The court’s decision at that time was consistent with a growing trend, particularly in jurisdictions with extensive class litigation, to examine class settlements more carefully than in the past. We noted back then that the plaintiffs had committed the tactical error of simply presenting the settlement with little explanation of why its terms were reasonable and not answering specific questions about it the court had posed.
The plaintiffs ultimately resubmitted the settlement with some significant changes. The most important of these was to reduce the attorney fee request from $575,000 (30 percent of the settlement) to $437,500 (25 percent, or equal to the Ninth Circuit benchmark). They also presented evidence supporting the factors leading to the agreement to settle the matter for $1.75 million.
Seven months after its rejection of the initial settlement, the court accepted, with material changes, the revised agreement. On the plus side, the court found, in contrast to the earlier request, that the plaintiffs this time explained the risks to the class of continued litigation, justifying a reduction of the amount to about 8.6 percent of the maximum recovery. The court found that the low number of opt-outs (there were only four) and lack of any objections suggested that the amount was reasonable.
From here, the court next found that the $15,000 incentive payment still was unreasonable and, while the plaintiff had assisted counsel, that $7,000 was more appropriate for over 100 hours of work.

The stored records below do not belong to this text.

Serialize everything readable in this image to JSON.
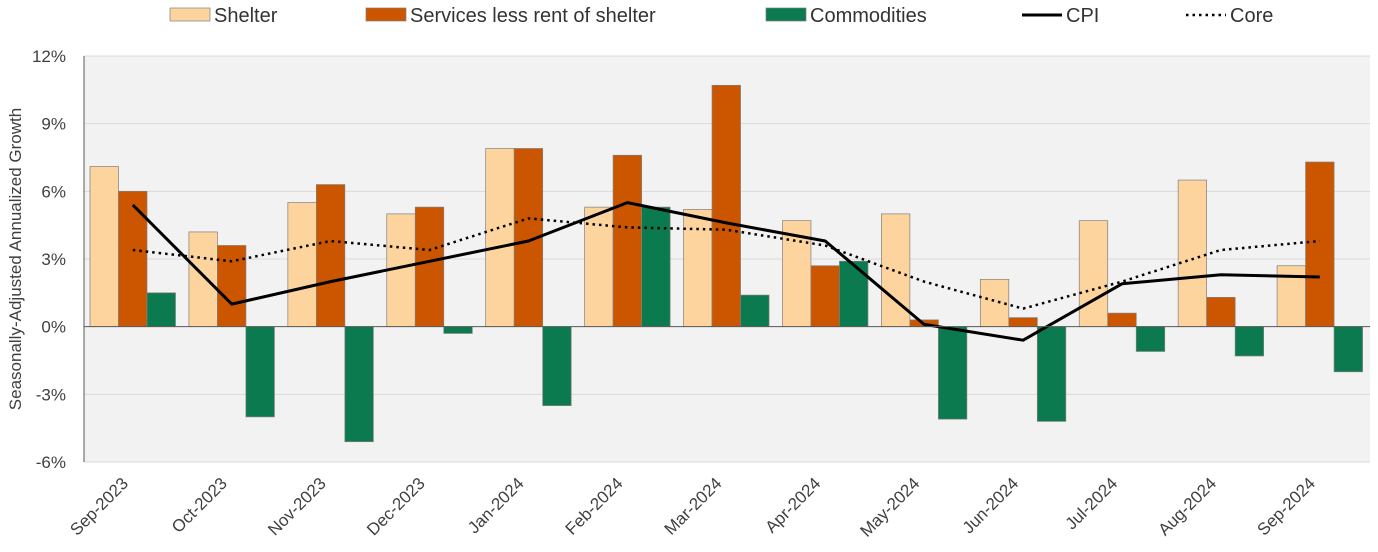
{
  "chart_data": {
    "type": "bar",
    "title": "",
    "xlabel": "",
    "ylabel": "Seasonally-Adjusted Annualized Growth",
    "ylim": [
      -6,
      12
    ],
    "ytick_values": [
      -6,
      -3,
      0,
      3,
      6,
      9,
      12
    ],
    "ytick_labels": [
      "-6%",
      "-3%",
      "0%",
      "3%",
      "6%",
      "9%",
      "12%"
    ],
    "grid": true,
    "legend_position": "top",
    "categories": [
      "Sep-2023",
      "Oct-2023",
      "Nov-2023",
      "Dec-2023",
      "Jan-2024",
      "Feb-2024",
      "Mar-2024",
      "Apr-2024",
      "May-2024",
      "Jun-2024",
      "Jul-2024",
      "Aug-2024",
      "Sep-2024"
    ],
    "series": [
      {
        "name": "Shelter",
        "kind": "bar",
        "color": "#FDD49E",
        "values": [
          7.1,
          4.2,
          5.5,
          5.0,
          7.9,
          5.3,
          5.2,
          4.7,
          5.0,
          2.1,
          4.7,
          6.5,
          2.7
        ]
      },
      {
        "name": "Services less rent of shelter",
        "kind": "bar",
        "color": "#CC5500",
        "values": [
          6.0,
          3.6,
          6.3,
          5.3,
          7.9,
          7.6,
          10.7,
          2.7,
          0.3,
          0.4,
          0.6,
          1.3,
          7.3
        ]
      },
      {
        "name": "Commodities",
        "kind": "bar",
        "color": "#0B7A4E",
        "values": [
          1.5,
          -4.0,
          -5.1,
          -0.3,
          -3.5,
          5.3,
          1.4,
          2.9,
          -4.1,
          -4.2,
          -1.1,
          -1.3,
          -2.0
        ]
      },
      {
        "name": "CPI",
        "kind": "line",
        "style": "solid",
        "color": "#000000",
        "values": [
          5.4,
          1.0,
          2.0,
          2.9,
          3.8,
          5.5,
          4.6,
          3.8,
          0.1,
          -0.6,
          1.9,
          2.3,
          2.2
        ]
      },
      {
        "name": "Core",
        "kind": "line",
        "style": "dotted",
        "color": "#000000",
        "values": [
          3.4,
          2.9,
          3.8,
          3.4,
          4.8,
          4.4,
          4.3,
          3.6,
          2.0,
          0.8,
          2.0,
          3.4,
          3.8
        ]
      }
    ]
  }
}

The court was still critical of plaintiffs’ counsel, noting that they still sought $437,500 while the “lodestar” attorney fee figure was closer to $270,000. The court expressed concern again for “the quality and thoroughness of counsel’s efforts in the matter.” It ultimately allowed a lodestar multiplier of approximately 1.2, for a total award of $300,000. The remainder was to be distributed to the class.
The second Cruz opinion continues to underscore that courts, particularly those with heavy class action dockets, are becoming increasingly skeptical of settlements that favor the lead plaintiffs and their attorneys. If such a settlement is reached, the parties, particularly plaintiffs’ counsel, must justify the figures they have agreed upon. We can expect this scrutiny to grow in the months and years to come.
The bottom line: More courts are examining class settlements with greater scrutiny and are cutting unsupported attorney fee and incentive awards.